Completing that work in prompt fashion and without problems, Prokopyev and Petelin turned their attention to removing six radiator restraints that have been in place since the component was launched with Rassvet aboard on the space shuttle Atlantis’ STS-132 mission in 2010. The two also installed a retainer on the Strela boom — an extension used by spacewalkers to move between modules — so that a foot restraint and other equipment can be mounted in support of the radiator’s relocation process.
Prokopyev and Petelin’s last major task of the spacewalk was to install a “large object attachment system” on the Nauka multipurpose laboratory module, where the airlock will be attached during an EVA that is scheduled for Dec. 6, two spacewalks from today’s outing.

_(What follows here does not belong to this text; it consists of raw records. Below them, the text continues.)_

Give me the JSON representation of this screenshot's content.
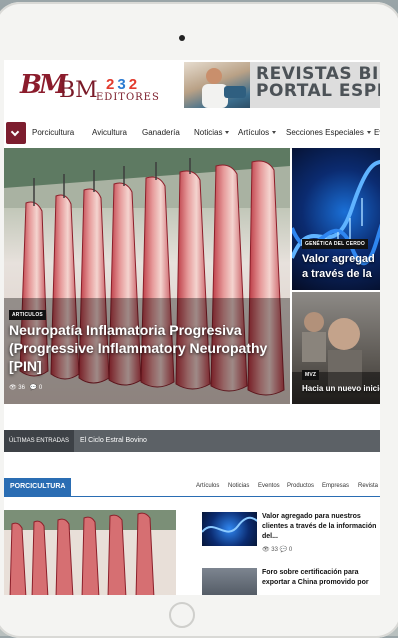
{
  "logo": {
    "mark": "BM",
    "text": "BM",
    "subtext": "EDITORES",
    "dots": "2 3 2"
  },
  "banner": {
    "line1": "REVISTAS BIME",
    "line2": "PORTAL ESPEC"
  },
  "nav": {
    "items": [
      "Porcicultura",
      "Avicultura",
      "Ganadería",
      "Noticias",
      "Artículos",
      "Secciones Especiales",
      "Ev"
    ]
  },
  "hero": {
    "tag": "ARTICULOS",
    "title": "Neuropatía Inflamatoria Progresiva (Progressive Inflammatory Neuropathy [PIN]",
    "views": "36",
    "comments": "0"
  },
  "side_features": [
    {
      "tag": "GENÉTICA DEL CERDO",
      "title_line1": "Valor agregad",
      "title_line2": "a través de la"
    },
    {
      "tag": "MVZ",
      "title": "Hacia un nuevo inicio"
    }
  ],
  "ticker": {
    "label": "ÚLTIMAS ENTRADAS",
    "text": "El Ciclo Estral Bovino"
  },
  "section": {
    "label": "PORCICULTURA",
    "tabs": [
      "Artículos",
      "Noticias",
      "Eventos",
      "Productos",
      "Empresas",
      "Revista"
    ]
  },
  "list_items": [
    {
      "title": "Valor agregado para nuestros clientes a través de la información del...",
      "views": "33",
      "comments": "0"
    },
    {
      "title": "Foro sobre certificación para exportar a China promovido por"
    }
  ],
  "colors": {
    "brand": "#7c1d2e",
    "section": "#2a6db3",
    "ticker": "#5c6166"
  }
}
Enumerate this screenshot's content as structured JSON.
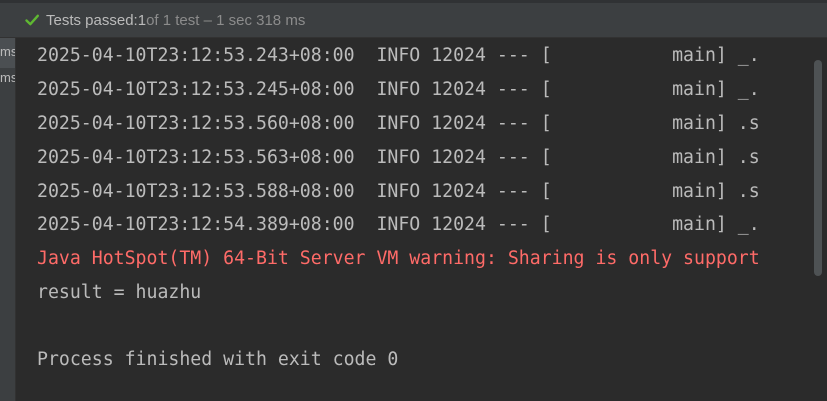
{
  "toolbar": {
    "check_icon": "check-icon",
    "passed_label": "Tests passed:",
    "passed_count": " 1",
    "passed_detail": " of 1 test – 1 sec 318 ms"
  },
  "test_tree": {
    "items": [
      "ms",
      "ms"
    ]
  },
  "console": {
    "lines": [
      {
        "text": "2025-04-10T23:12:53.243+08:00  INFO 12024 --- [           main] _.",
        "kind": "info"
      },
      {
        "text": "2025-04-10T23:12:53.245+08:00  INFO 12024 --- [           main] _.",
        "kind": "info"
      },
      {
        "text": "2025-04-10T23:12:53.560+08:00  INFO 12024 --- [           main] .s",
        "kind": "info"
      },
      {
        "text": "2025-04-10T23:12:53.563+08:00  INFO 12024 --- [           main] .s",
        "kind": "info"
      },
      {
        "text": "2025-04-10T23:12:53.588+08:00  INFO 12024 --- [           main] .s",
        "kind": "info"
      },
      {
        "text": "2025-04-10T23:12:54.389+08:00  INFO 12024 --- [           main] _.",
        "kind": "info"
      },
      {
        "text": "Java HotSpot(TM) 64-Bit Server VM warning: Sharing is only support",
        "kind": "error"
      },
      {
        "text": "result = huazhu",
        "kind": "info"
      },
      {
        "text": "",
        "kind": "info"
      },
      {
        "text": "Process finished with exit code 0",
        "kind": "info"
      }
    ]
  },
  "colors": {
    "background": "#2b2b2b",
    "toolbar": "#3c3f41",
    "text": "#bbbbbb",
    "error": "#ff6b68",
    "success": "#5fb832"
  }
}
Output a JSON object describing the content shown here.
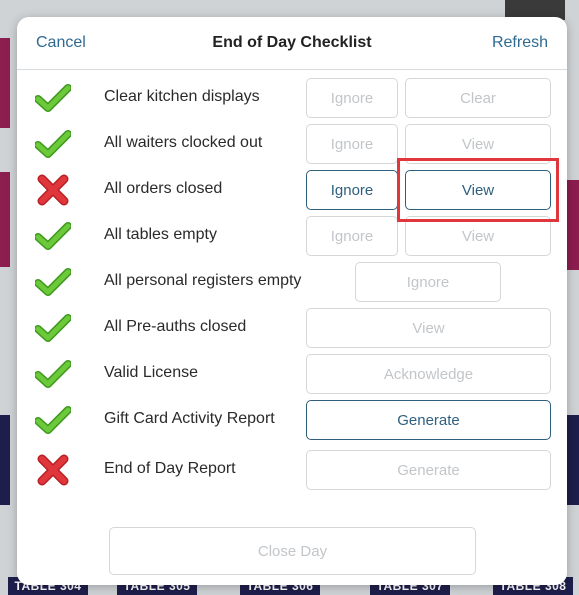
{
  "background": {
    "table_labels": [
      "TABLE 304",
      "TABLE 305",
      "TABLE 306",
      "TABLE 307",
      "TABLE 308"
    ]
  },
  "modal": {
    "cancel_label": "Cancel",
    "title": "End of Day Checklist",
    "refresh_label": "Refresh",
    "close_day_label": "Close Day"
  },
  "checklist": [
    {
      "label": "Clear kitchen displays",
      "status": "done",
      "buttons": [
        "Ignore",
        "Clear"
      ]
    },
    {
      "label": "All waiters clocked out",
      "status": "done",
      "buttons": [
        "Ignore",
        "View"
      ]
    },
    {
      "label": "All orders closed",
      "status": "failed",
      "buttons": [
        "Ignore",
        "View"
      ]
    },
    {
      "label": "All tables empty",
      "status": "done",
      "buttons": [
        "Ignore",
        "View"
      ]
    },
    {
      "label": "All personal registers empty",
      "status": "done",
      "buttons": [
        "Ignore"
      ]
    },
    {
      "label": "All Pre-auths closed",
      "status": "done",
      "buttons": [
        "View"
      ]
    },
    {
      "label": "Valid License",
      "status": "done",
      "buttons": [
        "Acknowledge"
      ]
    },
    {
      "label": "Gift Card Activity Report",
      "status": "done",
      "buttons": [
        "Generate"
      ]
    },
    {
      "label": "End of Day Report",
      "status": "failed",
      "buttons": [
        "Generate"
      ]
    }
  ],
  "colors": {
    "link_blue": "#2e6a93",
    "active_button": "#2e5f7e",
    "disabled_text": "#c2c6c9",
    "check_green": "#5cb82f",
    "cross_red": "#e0373d",
    "highlight_red": "#e0373d"
  }
}
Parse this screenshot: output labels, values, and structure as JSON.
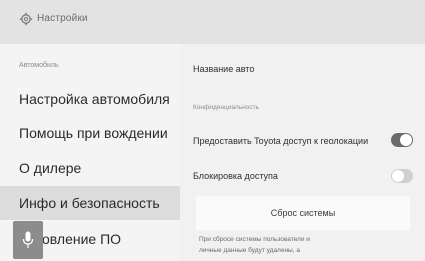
{
  "header": {
    "title": "Настройки",
    "icon": "gear-icon"
  },
  "sidebar": {
    "section_label": "Автомобиль",
    "items": [
      {
        "label": "Настройка автомобиля",
        "chevron": "›"
      },
      {
        "label": "Помощь при вождении"
      },
      {
        "label": "О дилере"
      },
      {
        "label": "Инфо и безопасность"
      },
      {
        "label": "овление ПО"
      }
    ],
    "active_index": 3,
    "mic_icon": "microphone-icon"
  },
  "main": {
    "car_name_label": "Название авто",
    "privacy_section": "Конфиденциальность",
    "location_toggle": {
      "label": "Предоставить Toyota доступ к геолокации",
      "on": true
    },
    "lock_toggle": {
      "label": "Блокировка доступа",
      "on": false
    },
    "reset_button": "Сброс системы",
    "reset_note": [
      "При сбросе системы пользователи и",
      "личные данные будут удалены, а"
    ]
  },
  "colors": {
    "accent": "#6b6b6b",
    "background": "#f1f1f1",
    "active_item": "#dcdcdc"
  }
}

During the installation, there was talk of using a hammer to knock the panel into place.
“It looks like we are not going to need the hammer,” said Prokopyev.
“Yes, looks like we’re lucky and the hammer won’t be needed,” replied Petelin.
“Well, I was all excited about hammering away in space!” Prokopyev replied.
“Well, you know, next week, next EVA, we will be removing the plug and demating the old radiator, so we are going to take all tools available with us. So you may still get the chance,” said Petelin.
Expedition 68 flight engineer Anna Kikina, the only woman in Roscosmos’ active cosmonaut corps, is scheduled to relocate both the airlock and radiator using the recently-added 36-foot-long (11 meters) European robotic arm from a control panel located inside the space station.
Prokopyev and Petelin reentered the space station at 4:07 p.m. EST (2107 GMT).
Thursday’s EVA was the third for Prokopyev and the first for Petelin. Prokopyev has now logged 21 hours and 56 minutes on his three spacewalks.
The EVA was the 10th for the year, the second of at least seven planned for the International Space Station’s current Expedition 68 mission and the 255th since 1998 in support of assembly and maintenance of the ISS.